Po trzecie i ostatnie: nie możemy wiedzieć jak zachowuje się prawdziwy Alexander, może miał więcej wspólnego z Frankiem niż to widać na pierwszy rzut oka. A poza tym mogło być też tak, że jego plan dostosowywał się do sytuacji i w ten sposób gdy okazało się, że ruscy są na jego tropie on wcielił ich do planu i postanowił wpoić im, że nie jest Alexandrem. To mogło pomóc wyjść z opresji, a do tego gdy byli u niego w apartamencie czy co to tam było czuli się dosyć skołowani, gdy zaczął im wmawiać, że jednak on to on. Ponadto jakby ruscy byli pewni, że on jest złodziejem szybko mieliby taką pewność i policjanci, a wtedy cały plan wziąłby w łeb.
"Po pierwsze: jak miała poznać swojego kochanka skoro gapowaty nauczyciel był prawdopodobnie dokładnym przeciwieństwem znanego złodzieja?" niestety w tym przypadku nie potrafię kupić czegoś takiego. Taka metamorfoza przekracza dla mnie granicę między nagięciem prawdopodobieństwa na rzecz fabuły a kompletną fantastyką.
"mógł zwiększyć tego prawdopodobieństwo" - mógł zwiększyć. I to prawdopodobieństwo byłoby nadal niewyobrażalnie małe.
"może (Alexander) miał więcej wspólnego z Frankiem niż to widać na pierwszy rzut oka" - gdyby miał to Elise by go rozpoznała, prawda?
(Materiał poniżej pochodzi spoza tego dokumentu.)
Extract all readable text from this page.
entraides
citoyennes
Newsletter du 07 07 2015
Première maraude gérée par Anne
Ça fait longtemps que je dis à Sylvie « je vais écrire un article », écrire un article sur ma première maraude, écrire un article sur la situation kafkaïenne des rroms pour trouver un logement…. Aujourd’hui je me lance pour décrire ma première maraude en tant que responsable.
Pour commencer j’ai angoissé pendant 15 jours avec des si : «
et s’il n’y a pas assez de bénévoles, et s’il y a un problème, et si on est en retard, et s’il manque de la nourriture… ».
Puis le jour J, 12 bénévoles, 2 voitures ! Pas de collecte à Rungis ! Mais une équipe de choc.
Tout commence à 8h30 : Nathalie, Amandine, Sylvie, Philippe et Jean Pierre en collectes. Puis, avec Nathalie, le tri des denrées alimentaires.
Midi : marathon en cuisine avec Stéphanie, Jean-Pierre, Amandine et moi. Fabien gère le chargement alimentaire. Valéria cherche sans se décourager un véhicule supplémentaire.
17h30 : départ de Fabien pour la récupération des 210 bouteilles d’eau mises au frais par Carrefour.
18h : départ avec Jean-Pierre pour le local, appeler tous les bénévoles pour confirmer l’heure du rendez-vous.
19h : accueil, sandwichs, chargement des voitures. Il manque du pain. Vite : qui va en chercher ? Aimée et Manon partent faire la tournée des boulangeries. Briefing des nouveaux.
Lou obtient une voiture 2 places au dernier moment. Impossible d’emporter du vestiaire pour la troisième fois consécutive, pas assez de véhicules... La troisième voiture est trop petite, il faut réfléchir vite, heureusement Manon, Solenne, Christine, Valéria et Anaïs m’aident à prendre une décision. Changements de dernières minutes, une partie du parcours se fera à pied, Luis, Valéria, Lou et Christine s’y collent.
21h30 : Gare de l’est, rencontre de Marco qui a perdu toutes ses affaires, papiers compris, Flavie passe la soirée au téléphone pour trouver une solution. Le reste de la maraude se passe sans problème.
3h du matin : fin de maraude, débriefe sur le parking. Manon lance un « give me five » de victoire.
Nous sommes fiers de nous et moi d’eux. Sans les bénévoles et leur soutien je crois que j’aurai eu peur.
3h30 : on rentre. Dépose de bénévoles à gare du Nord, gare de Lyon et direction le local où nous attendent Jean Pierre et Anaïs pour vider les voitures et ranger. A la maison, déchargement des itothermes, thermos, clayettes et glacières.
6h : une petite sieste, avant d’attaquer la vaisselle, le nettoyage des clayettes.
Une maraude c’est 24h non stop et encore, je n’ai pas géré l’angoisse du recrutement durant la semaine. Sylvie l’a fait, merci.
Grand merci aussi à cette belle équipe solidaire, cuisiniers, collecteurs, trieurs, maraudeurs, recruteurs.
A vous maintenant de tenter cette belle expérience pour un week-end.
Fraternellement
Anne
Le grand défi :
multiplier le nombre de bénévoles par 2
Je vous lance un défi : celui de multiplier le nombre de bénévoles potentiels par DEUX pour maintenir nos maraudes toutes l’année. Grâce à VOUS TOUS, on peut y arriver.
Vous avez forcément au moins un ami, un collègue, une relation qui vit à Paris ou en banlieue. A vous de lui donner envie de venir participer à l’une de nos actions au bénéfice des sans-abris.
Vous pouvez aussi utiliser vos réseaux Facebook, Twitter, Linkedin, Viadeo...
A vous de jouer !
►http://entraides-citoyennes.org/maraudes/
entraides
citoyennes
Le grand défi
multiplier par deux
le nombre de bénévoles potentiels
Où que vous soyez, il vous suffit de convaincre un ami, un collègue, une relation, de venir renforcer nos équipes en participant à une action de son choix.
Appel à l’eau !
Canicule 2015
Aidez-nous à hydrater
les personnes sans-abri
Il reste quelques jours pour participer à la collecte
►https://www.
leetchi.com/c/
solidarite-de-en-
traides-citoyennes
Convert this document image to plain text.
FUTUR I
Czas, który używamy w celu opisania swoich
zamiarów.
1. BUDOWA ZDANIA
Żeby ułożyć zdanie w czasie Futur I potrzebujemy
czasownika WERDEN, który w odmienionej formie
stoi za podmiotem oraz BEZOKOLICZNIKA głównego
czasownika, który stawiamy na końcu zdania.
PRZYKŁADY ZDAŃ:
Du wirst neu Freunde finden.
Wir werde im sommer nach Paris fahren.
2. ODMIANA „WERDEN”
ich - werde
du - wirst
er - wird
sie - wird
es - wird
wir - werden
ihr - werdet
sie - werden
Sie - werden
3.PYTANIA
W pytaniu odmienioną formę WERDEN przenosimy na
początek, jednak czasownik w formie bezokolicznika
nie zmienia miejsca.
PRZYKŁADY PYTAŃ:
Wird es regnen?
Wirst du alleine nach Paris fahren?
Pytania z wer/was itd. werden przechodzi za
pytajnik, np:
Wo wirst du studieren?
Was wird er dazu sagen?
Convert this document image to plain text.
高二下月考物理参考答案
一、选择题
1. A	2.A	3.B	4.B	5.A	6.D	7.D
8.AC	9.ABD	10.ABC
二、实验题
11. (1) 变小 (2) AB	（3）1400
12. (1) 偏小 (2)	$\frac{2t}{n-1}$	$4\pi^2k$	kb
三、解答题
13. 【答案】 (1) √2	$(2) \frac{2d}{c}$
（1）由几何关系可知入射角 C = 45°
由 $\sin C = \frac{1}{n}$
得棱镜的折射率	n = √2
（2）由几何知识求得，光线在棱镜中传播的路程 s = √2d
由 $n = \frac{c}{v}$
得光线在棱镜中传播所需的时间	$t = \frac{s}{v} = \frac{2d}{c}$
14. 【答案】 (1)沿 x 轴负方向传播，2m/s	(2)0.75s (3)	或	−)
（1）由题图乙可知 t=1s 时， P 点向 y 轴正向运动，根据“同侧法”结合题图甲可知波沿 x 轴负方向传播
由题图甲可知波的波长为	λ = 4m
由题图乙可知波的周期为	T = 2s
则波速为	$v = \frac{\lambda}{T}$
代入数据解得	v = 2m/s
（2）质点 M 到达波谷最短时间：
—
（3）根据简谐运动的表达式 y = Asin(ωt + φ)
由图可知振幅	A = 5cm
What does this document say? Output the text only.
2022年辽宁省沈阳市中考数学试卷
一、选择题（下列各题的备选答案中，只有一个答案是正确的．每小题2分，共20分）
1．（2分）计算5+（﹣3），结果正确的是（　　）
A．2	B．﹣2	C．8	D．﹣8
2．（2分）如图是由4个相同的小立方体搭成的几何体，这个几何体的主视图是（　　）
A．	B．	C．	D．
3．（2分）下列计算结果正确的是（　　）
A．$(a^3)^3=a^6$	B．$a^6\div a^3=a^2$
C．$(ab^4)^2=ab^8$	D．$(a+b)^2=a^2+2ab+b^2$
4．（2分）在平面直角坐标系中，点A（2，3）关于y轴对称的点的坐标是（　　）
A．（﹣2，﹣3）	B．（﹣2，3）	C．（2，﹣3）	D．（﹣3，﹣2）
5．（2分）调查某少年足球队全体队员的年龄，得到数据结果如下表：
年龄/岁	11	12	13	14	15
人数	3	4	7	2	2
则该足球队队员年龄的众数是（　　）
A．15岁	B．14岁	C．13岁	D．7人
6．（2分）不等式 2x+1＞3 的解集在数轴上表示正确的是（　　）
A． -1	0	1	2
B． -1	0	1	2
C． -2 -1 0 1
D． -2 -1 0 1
Tak jak piszesz wcześniej.
Cały plan Alexandra jest tak mało prawdopodobna i zależny od tylu zmiennych że nie potrafię w niego uwierzyć, nawet w kategorii fikcji filmowej. Depp musiałby kombinować dziesięć kroków do przodu; "a jak ta osoba zrobi to, to tamta zrobi tamto a ta trzecie zareaguje tak ...". Końcówka miała przecież pokazać jak to genialnie wszystkie elementy układanki pasowały do siebie. Moim zdaniem ni jak nie pasowały.
Cóż, nie widziała faceta dwa lata, nie sądzę by nagle go rozpoznała tylko po kilku zachowaniach. Nawet przy 'wielkiej miłości' po dwóch latach zaczyna się zapominać.
A o tym, że Frank może być bardziej podobny do Alexandra niż to widać na pierwszy rzut oka mówiłam w kontekście ucieczki przed ruskimi.
Wiem że mówiłeś o tym w kontekście ucieczki przed ruskimi jednak nie sądzisz że gdyby był choć trochę podobny do Alexandra to przeniosło by się to na inne sytuacje, jak na przykład wtedy jak uciekał przed ruskimi razem z Elise. Poza tym nie poznała go nawet jak się przyznał, więc jego metamorfoza musiała być całkowita, doskonała i moim zdaniem prawie magiczna i (często używane tu słowo) nieprawdopodobna.
Może dwa lata osłabiły jej pamięć ale na podstawie własnych doświadczeń tego też nie potrafię kupić. Poza tym jak już pisałem Elise jest agentką i ma oczy dookoła głowy. Zauważa każdy szczegół otoczenia a tutaj nie widzi czegoś zaraz przy niej. Mówi się że "najciemniej pod latarnią" ale bez przesady.